Zscaler’in blog yazısında şöyle yazıyor: “Bip40’ı diğer kütüphaneleri tamamen atlayarak bağımsız bir paket olarak indirmek de mümkün. Saldırgan, geliştiricileri sahte paketleri indirmeye ikna etmek için meşru bitcoinjs projesi içinde bulunan gerçek depoların isim varyasyonlarını kullandı.”
Discord üzerinden kontrol ediliyor
Bu saldırıyı benzersiz ve rahatsız edici kılan şey, bilgisayar korsanlarına nasıl karşılık verdiğidir. Bildiğimiz kadarıyla Discord esas olarak oyun oynamak veya sohbet etmek için kullanılıyor ancak bu bilgisayar korsanları, özel bir Discord kanalına basit metin komutları göndererek onu uzaktan kumanda olarak kullandılar. Bu şekilde bilgisayar korsanları virüs bulaşmış bilgisayara tam olarak ne yapması gerektiğini söyleyebilir.

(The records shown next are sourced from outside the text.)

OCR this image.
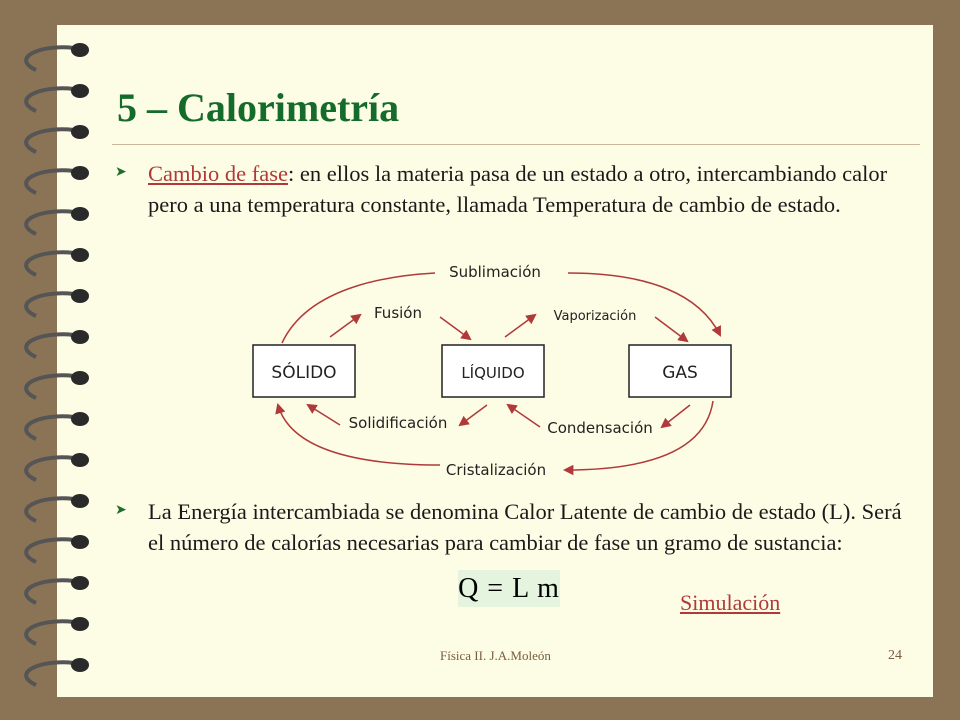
5 – Calorimetría
➤ Cambio de fase: en ellos la materia pasa de un estado a otro, intercambiando calor pero a una temperatura constante, llamada Temperatura de cambio de estado.
SÓLIDO	LÍQUIDO	GAS
Sublimación
Fusión	Vaporización
Solidificación	Condensación
Cristalización
➤ La Energía intercambiada se denomina Calor Latente de cambio de estado (L). Será el número de calorías necesarias para cambiar de fase un gramo de sustancia:
Q = L m	Simulación
Física II. J.A.Moleón	24
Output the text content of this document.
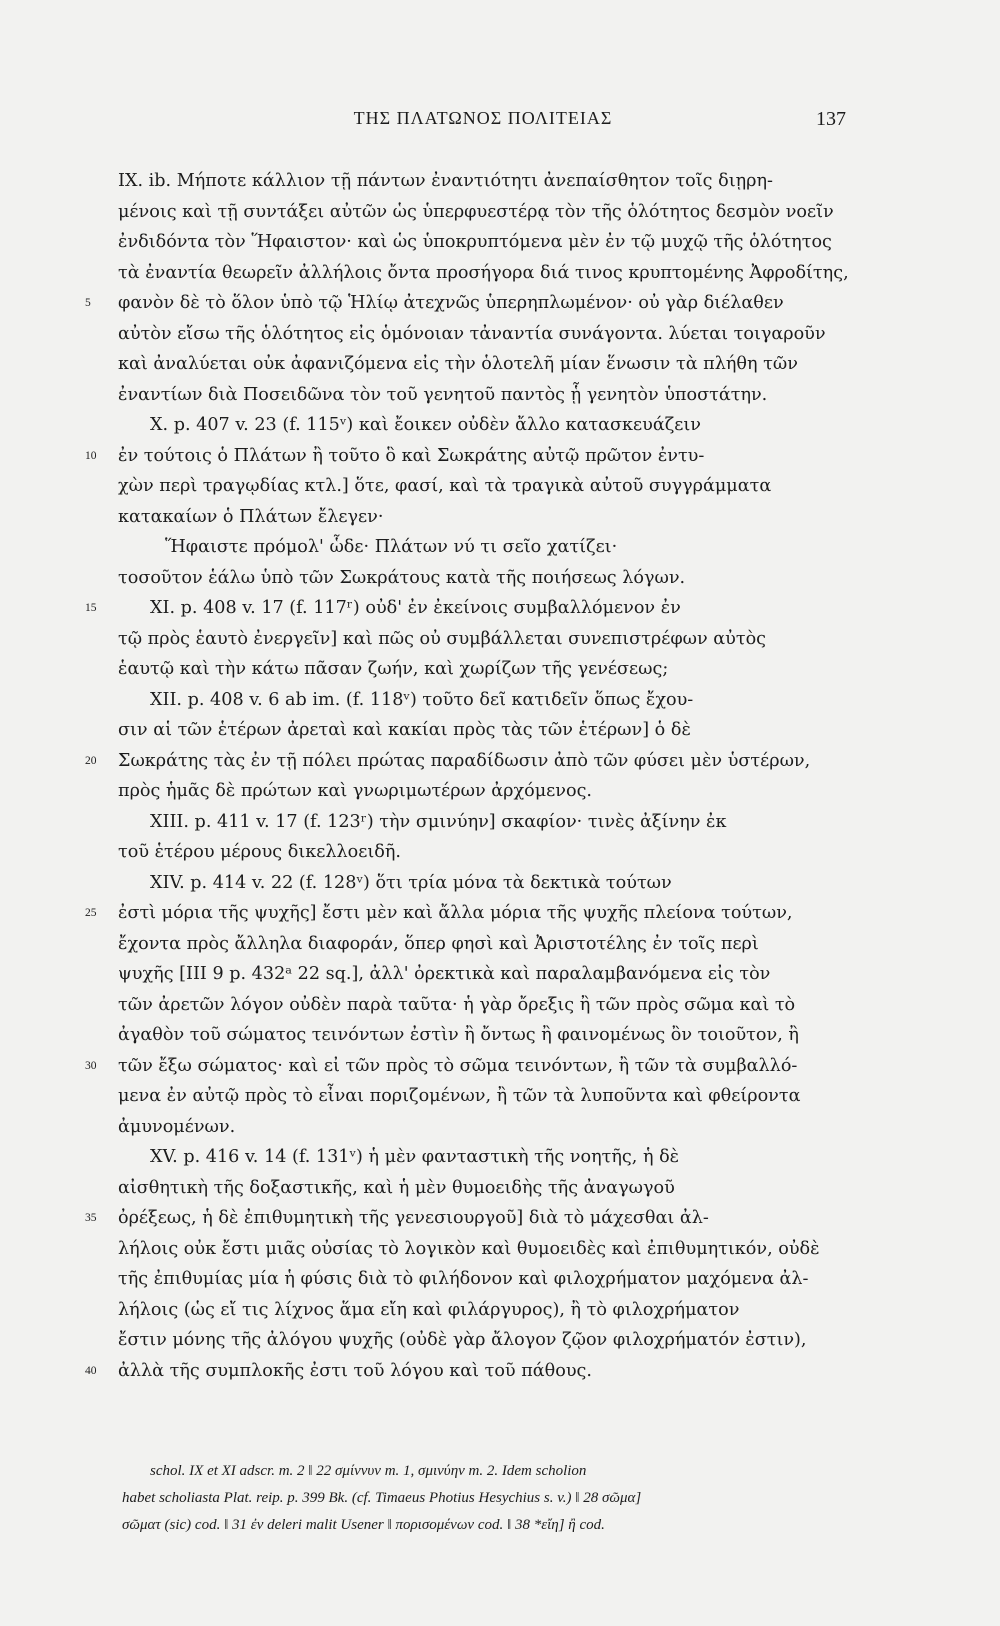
ΤΗΣ ΠΛΑΤΩΝΟΣ ΠΟΛΙΤΕΙΑΣ	137
IX. ib. Μήποτε κάλλιον τῇ πάντων ἐναντιότητι ἀνεπαίσθητον τοῖς διῃρη-
μένοις καὶ τῇ συντάξει αὐτῶν ὡς ὑπερφυεστέρᾳ τὸν τῆς ὁλότητος δεσμὸν νοεῖν
ἐνδιδόντα τὸν Ἥφαιστον· καὶ ὡς ὑποκρυπτόμενα μὲν ἐν τῷ μυχῷ τῆς ὁλότητος
τὰ ἐναντία θεωρεῖν ἀλλήλοις ὄντα προσήγορα διά τινος κρυπτομένης Ἀφροδίτης,
5	φανὸν δὲ τὸ ὅλον ὑπὸ τῷ Ἡλίῳ ἀτεχνῶς ὑπερηπλωμένον· οὐ γὰρ διέλαθεν
αὐτὸν εἴσω τῆς ὁλότητος εἰς ὁμόνοιαν τἀναντία συνάγοντα. λύεται τοιγαροῦν
καὶ ἀναλύεται οὐκ ἀφανιζόμενα εἰς τὴν ὁλοτελῆ μίαν ἕνωσιν τὰ πλήθη τῶν
ἐναντίων διὰ Ποσειδῶνα τὸν τοῦ γενητοῦ παντὸς ᾗ γενητὸν ὑποστάτην.
X. p. 407 v. 23 (f. 115ᵛ) καὶ ἔοικεν οὐδὲν ἄλλο κατασκευάζειν
10	ἐν τούτοις ὁ Πλάτων ἢ τοῦτο ὃ καὶ Σωκράτης αὐτῷ πρῶτον ἐντυ-
χὼν περὶ τραγῳδίας κτλ.] ὅτε, φασί, καὶ τὰ τραγικὰ αὐτοῦ συγγράμματα
κατακαίων ὁ Πλάτων ἔλεγεν·
Ἥφαιστε πρόμολ' ὧδε· Πλάτων νύ τι σεῖο χατίζει·
τοσοῦτον ἑάλω ὑπὸ τῶν Σωκράτους κατὰ τῆς ποιήσεως λόγων.
15	XI. p. 408 v. 17 (f. 117ʳ) οὐδ' ἐν ἐκείνοις συμβαλλόμενον ἐν
τῷ πρὸς ἑαυτὸ ἐνεργεῖν] καὶ πῶς οὐ συμβάλλεται συνεπιστρέφων αὐτὸς
ἑαυτῷ καὶ τὴν κάτω πᾶσαν ζωήν, καὶ χωρίζων τῆς γενέσεως;
XII. p. 408 v. 6 ab im. (f. 118ᵛ) τοῦτο δεῖ κατιδεῖν ὅπως ἔχου-
σιν αἱ τῶν ἑτέρων ἀρεταὶ καὶ κακίαι πρὸς τὰς τῶν ἑτέρων] ὁ δὲ
20	Σωκράτης τὰς ἐν τῇ πόλει πρώτας παραδίδωσιν ἀπὸ τῶν φύσει μὲν ὑστέρων,
πρὸς ἡμᾶς δὲ πρώτων καὶ γνωριμωτέρων ἀρχόμενος.
XIII. p. 411 v. 17 (f. 123ʳ) τὴν σμινύην] σκαφίον· τινὲς ἀξίνην ἐκ
τοῦ ἑτέρου μέρους δικελλοειδῆ.
XIV. p. 414 v. 22 (f. 128ᵛ) ὅτι τρία μόνα τὰ δεκτικὰ τούτων
25	ἐστὶ μόρια τῆς ψυχῆς] ἔστι μὲν καὶ ἄλλα μόρια τῆς ψυχῆς πλείονα τούτων,
ἔχοντα πρὸς ἄλληλα διαφοράν, ὅπερ φησὶ καὶ Ἀριστοτέλης ἐν τοῖς περὶ
ψυχῆς [III 9 p. 432ᵃ 22 sq.], ἀλλ' ὀρεκτικὰ καὶ παραλαμβανόμενα εἰς τὸν
τῶν ἀρετῶν λόγον οὐδὲν παρὰ ταῦτα· ἡ γὰρ ὄρεξις ἢ τῶν πρὸς σῶμα καὶ τὸ
ἀγαθὸν τοῦ σώματος τεινόντων ἐστὶν ἢ ὄντως ἢ φαινομένως ὂν τοιοῦτον, ἢ
30	τῶν ἔξω σώματος· καὶ εἰ τῶν πρὸς τὸ σῶμα τεινόντων, ἢ τῶν τὰ συμβαλλό-
μενα ἐν αὐτῷ πρὸς τὸ εἶναι ποριζομένων, ἢ τῶν τὰ λυποῦντα καὶ φθείροντα
ἀμυνομένων.
XV. p. 416 v. 14 (f. 131ᵛ) ἡ μὲν φανταστικὴ τῆς νοητῆς, ἡ δὲ
αἰσθητικὴ τῆς δοξαστικῆς, καὶ ἡ μὲν θυμοειδὴς τῆς ἀναγωγοῦ
35	ὀρέξεως, ἡ δὲ ἐπιθυμητικὴ τῆς γενεσιουργοῦ] διὰ τὸ μάχεσθαι ἀλ-
λήλοις οὐκ ἔστι μιᾶς οὐσίας τὸ λογικὸν καὶ θυμοειδὲς καὶ ἐπιθυμητικόν, οὐδὲ
τῆς ἐπιθυμίας μία ἡ φύσις διὰ τὸ φιλήδονον καὶ φιλοχρήματον μαχόμενα ἀλ-
λήλοις (ὡς εἴ τις λίχνος ἅμα εἴη καὶ φιλάργυρος), ἢ τὸ φιλοχρήματον
ἔστιν μόνης τῆς ἀλόγου ψυχῆς (οὐδὲ γὰρ ἄλογον ζῷον φιλοχρήματόν ἐστιν),
40	ἀλλὰ τῆς συμπλοκῆς ἐστι τοῦ λόγου καὶ τοῦ πάθους.
schol. IX et XI adscr. m. 2 ‖ 22 σμίννυν m. 1, σμινύην m. 2. Idem scholion
habet scholiasta Plat. reip. p. 399 Bk. (cf. Timaeus Photius Hesychius s. v.) ‖ 28 σῶμα]
σῶματ (sic) cod. ‖ 31 ἐν deleri malit Usener ‖ πορισομένων cod. ‖ 38 *εἴη] ἢ cod.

Araştırmacılar ayrıca virüsün belirli kısa komutlara yanıt verdiğini belirtti. Örneğin, komut !run Saldırganların istedikleri kodu çalıştırmasına izin vererek kabuk komutlarının yürütülmesine olanak tanır. Bu sırada, !screenshot masaüstünüzün bir resmini çeker ve !sendfile Saldırganların sabit diskinizdeki herhangi bir dosyayı seçip doğrudan sohbetlerine yüklemesine olanak tanır.
Neyin Peşindeler
NodeCordRAT, kayıtlı şifreler ve giriş bilgileri, kripto cüzdanlar (özellikle MetaMask tohum ifadeleri ve dijital anahtarlar) gibi Chrome verilerini ve gizli dosyalar (ör. .env İşletmelerin web sitelerini çalışır durumda tutmak için kullandıkları dosyalar.

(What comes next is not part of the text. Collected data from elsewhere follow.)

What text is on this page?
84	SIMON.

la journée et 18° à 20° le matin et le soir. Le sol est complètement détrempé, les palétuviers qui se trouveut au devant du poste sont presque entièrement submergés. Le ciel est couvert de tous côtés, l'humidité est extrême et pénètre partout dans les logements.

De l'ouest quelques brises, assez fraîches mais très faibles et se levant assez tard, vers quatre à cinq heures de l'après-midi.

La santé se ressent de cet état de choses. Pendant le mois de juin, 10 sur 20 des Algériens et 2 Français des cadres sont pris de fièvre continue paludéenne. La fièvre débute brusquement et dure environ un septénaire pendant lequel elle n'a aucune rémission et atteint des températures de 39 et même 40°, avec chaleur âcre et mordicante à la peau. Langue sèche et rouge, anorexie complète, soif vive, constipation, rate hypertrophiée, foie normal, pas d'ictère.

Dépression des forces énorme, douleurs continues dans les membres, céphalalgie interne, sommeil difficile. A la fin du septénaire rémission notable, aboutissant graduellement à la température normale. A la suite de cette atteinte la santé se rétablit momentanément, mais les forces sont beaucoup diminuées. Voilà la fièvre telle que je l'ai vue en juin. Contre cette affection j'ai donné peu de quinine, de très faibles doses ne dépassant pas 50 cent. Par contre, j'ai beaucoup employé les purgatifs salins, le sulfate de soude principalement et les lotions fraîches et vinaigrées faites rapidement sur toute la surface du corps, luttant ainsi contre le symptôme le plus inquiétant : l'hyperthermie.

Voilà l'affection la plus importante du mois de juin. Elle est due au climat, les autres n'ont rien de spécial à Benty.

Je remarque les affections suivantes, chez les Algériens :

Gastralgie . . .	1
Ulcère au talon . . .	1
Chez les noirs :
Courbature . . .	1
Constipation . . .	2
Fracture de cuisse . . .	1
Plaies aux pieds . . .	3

Bu paketler o zamandan beri NPM mağazasından kaldırılmış olsa da, onları indiren binlerce kişiye zaten zarar verilmiş olabileceğini belirtmekte fayda var. Kripto veya geliştirme sektörlerinde çalışıyorsanız bu belirli adlar için son indirmelerinizi kontrol etmek iyi bir fikirdir.